If you say you are part of PTI, you will face harassment and violence, you will be locked up.

“If you say the magic words, ‘we are no longer in PTI’, you will be released.”

Khan claimed that Daman was being targeted by grassroots supporters and officials.

“They have put everyone in jail, I don’t even know who to contact now,” he said from his home in the eastern city of Lahore.

Chowdhury announced his resignation on Twitter, condemning the civil unrest and saying he would be “taking a break from politics”.

Omar meanwhile held a press conference, stating that he was not pressured into his decision to step down as Secretary-General.

“There is a climate of fear among Khan’s supporters following the arbitrary arrests of several opposition leaders,” Amnesty International said on Tuesday.

“The authorities must stop cracking down on political opposition,” he said in a joint statement with other organizations, accusing the government of using “vague anti-terror laws” to justify the detentions.

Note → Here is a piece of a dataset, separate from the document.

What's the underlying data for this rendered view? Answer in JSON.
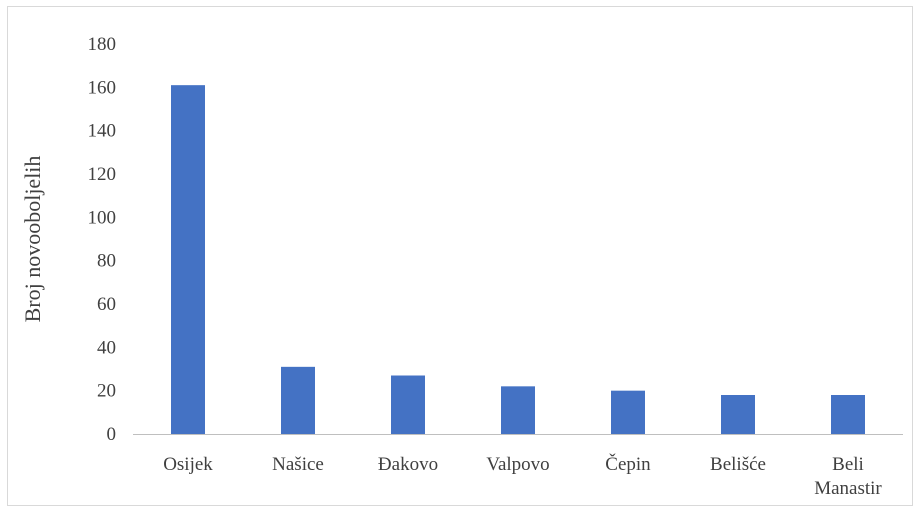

Since he was removed from office, Khan, 70, has waged an unprecedented campaign of defiance against the powerful military establishment, long regarded as Pakistan’s powerbroker.

He accused top officers of orchestrating his downfall and even of plotting an assassination attempt in November in which he was shot in the leg, allegations the military denies.

His arrest on corruption charges at the Islamabad High Court came just hours after he reiterated the claim and was seen as an attempt by his party to erode support ahead of elections due after October.

People ransacked cities, set buildings on fire, blocked roads and clashed with police outside military installations during the unrest, which left nine people dead.

Khan was freed from three days’ custody after the Supreme Court declared the arrest illegal.

The army has denied Khan’s claims that “agencies” planned the violence to discredit his party.

Meanwhile, Islamabad has promised to prosecute those accused of violence against military installations in military courts.

(Except for the headline, this story has not been edited by NDTV staff and is published from a syndicated feed.)